The economics are striking:
- Traditional approach: 30+ person-days × average developer day rate = significant project cost
- AI-assisted approach: Token costs converted to RMB ≈ ¥300 (under $45 USD)
- Time savings: Estimated 90%+ reduction in calendar time
Even accounting for developer time spent prompting, reviewing, and orchestrating the pipeline, the efficiency gain is dramatic.
Practical Takeaways for Developers
If you want to replicate this workflow on your own projects, here are the key principles to carry forward:
1. Separate architecture from implementation. Use a conversational AI session (GPT, Claude, or otherwise) to think through system design before asking any model to write code. A clear spec produces dramatically better output.
2. Choose models for their strengths. Claude Opus excels at sustained, complex coding tasks with long context. Use it for implementation. Use faster, cheaper models for iteration and scaffolding.
3. Make Playwright (or similar) part of your AI loop. Don't just generate code — generate tests too, and use test failures as feedback signals back into the AI. This is the closest thing we have today to an autonomous coding agent.
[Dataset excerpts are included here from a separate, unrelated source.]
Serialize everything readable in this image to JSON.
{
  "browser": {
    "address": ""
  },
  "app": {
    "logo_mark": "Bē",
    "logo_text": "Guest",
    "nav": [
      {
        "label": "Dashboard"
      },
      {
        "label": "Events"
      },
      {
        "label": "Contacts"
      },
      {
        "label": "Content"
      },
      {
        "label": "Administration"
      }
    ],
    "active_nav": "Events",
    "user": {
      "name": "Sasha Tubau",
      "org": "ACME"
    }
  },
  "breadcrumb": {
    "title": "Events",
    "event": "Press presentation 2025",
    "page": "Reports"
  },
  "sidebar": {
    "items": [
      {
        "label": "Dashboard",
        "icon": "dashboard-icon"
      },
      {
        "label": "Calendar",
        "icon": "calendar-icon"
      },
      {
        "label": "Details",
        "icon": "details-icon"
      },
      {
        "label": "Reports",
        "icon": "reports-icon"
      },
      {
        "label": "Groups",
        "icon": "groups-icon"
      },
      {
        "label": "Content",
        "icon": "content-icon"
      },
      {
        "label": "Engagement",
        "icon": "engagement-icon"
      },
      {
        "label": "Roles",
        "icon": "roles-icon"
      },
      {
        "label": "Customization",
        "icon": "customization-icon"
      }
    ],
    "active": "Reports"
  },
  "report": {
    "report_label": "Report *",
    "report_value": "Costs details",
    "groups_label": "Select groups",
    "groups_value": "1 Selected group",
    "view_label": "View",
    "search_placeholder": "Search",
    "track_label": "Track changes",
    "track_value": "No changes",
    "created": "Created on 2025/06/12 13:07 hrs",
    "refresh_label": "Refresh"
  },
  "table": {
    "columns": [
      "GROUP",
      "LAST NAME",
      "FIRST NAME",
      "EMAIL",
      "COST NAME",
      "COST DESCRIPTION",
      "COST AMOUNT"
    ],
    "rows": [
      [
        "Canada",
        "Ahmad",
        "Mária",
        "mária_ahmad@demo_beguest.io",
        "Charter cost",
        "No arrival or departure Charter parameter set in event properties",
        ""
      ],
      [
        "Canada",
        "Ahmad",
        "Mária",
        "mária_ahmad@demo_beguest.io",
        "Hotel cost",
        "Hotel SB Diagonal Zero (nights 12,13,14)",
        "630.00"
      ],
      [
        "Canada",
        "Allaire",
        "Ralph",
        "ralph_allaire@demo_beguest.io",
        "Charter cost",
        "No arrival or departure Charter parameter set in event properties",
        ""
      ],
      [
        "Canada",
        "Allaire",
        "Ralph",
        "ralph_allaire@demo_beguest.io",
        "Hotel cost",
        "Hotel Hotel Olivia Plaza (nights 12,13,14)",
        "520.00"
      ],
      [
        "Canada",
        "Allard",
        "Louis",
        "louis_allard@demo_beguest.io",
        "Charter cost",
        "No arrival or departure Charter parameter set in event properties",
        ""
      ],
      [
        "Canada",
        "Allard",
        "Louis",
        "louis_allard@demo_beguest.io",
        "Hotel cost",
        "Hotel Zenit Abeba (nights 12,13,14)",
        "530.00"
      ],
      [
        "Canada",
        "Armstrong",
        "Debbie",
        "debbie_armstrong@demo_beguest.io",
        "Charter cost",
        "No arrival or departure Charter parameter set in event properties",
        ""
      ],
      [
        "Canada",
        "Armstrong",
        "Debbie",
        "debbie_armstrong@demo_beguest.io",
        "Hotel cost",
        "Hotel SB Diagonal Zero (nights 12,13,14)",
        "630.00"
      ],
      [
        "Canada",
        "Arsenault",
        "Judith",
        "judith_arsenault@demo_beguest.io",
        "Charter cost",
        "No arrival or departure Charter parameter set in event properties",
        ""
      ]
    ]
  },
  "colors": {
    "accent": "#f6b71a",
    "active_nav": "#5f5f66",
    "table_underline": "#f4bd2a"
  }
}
4. Think in pipelines, not prompts. The magic here wasn't one great prompt. It was a composed workflow where outputs from one stage became inputs to the next. This is the architecture of modern AI-assisted development.
5. Start with compliance or internal tooling projects. POS systems for inspection compliance, internal dashboards, admin panels — these are ideal candidates for AI-generated code because requirements are concrete and testability is high.
Conclusion: The $300 POS Is a Signal, Not an Anomaly
It's tempting to read this case study as a curiosity — a clever developer using AI to cut corners on a simple project. But that framing misses the point.
What @yan5xu demonstrated is a repeatable, composable workflow that can be applied to a wide class of software projects. The tools are mature enough. The models are capable enough. The testing frameworks are robust enough.
The 30-person-day project delivered for under $300 isn't the exception — it's the preview of what software development looks like when AI agents are first-class members of the engineering team.
For developers paying attention, the question is no longer whether to integrate AI into your development workflow. It's how fast you can build the orchestration layer that makes it run.
The restaurant POS is done. What are you building next?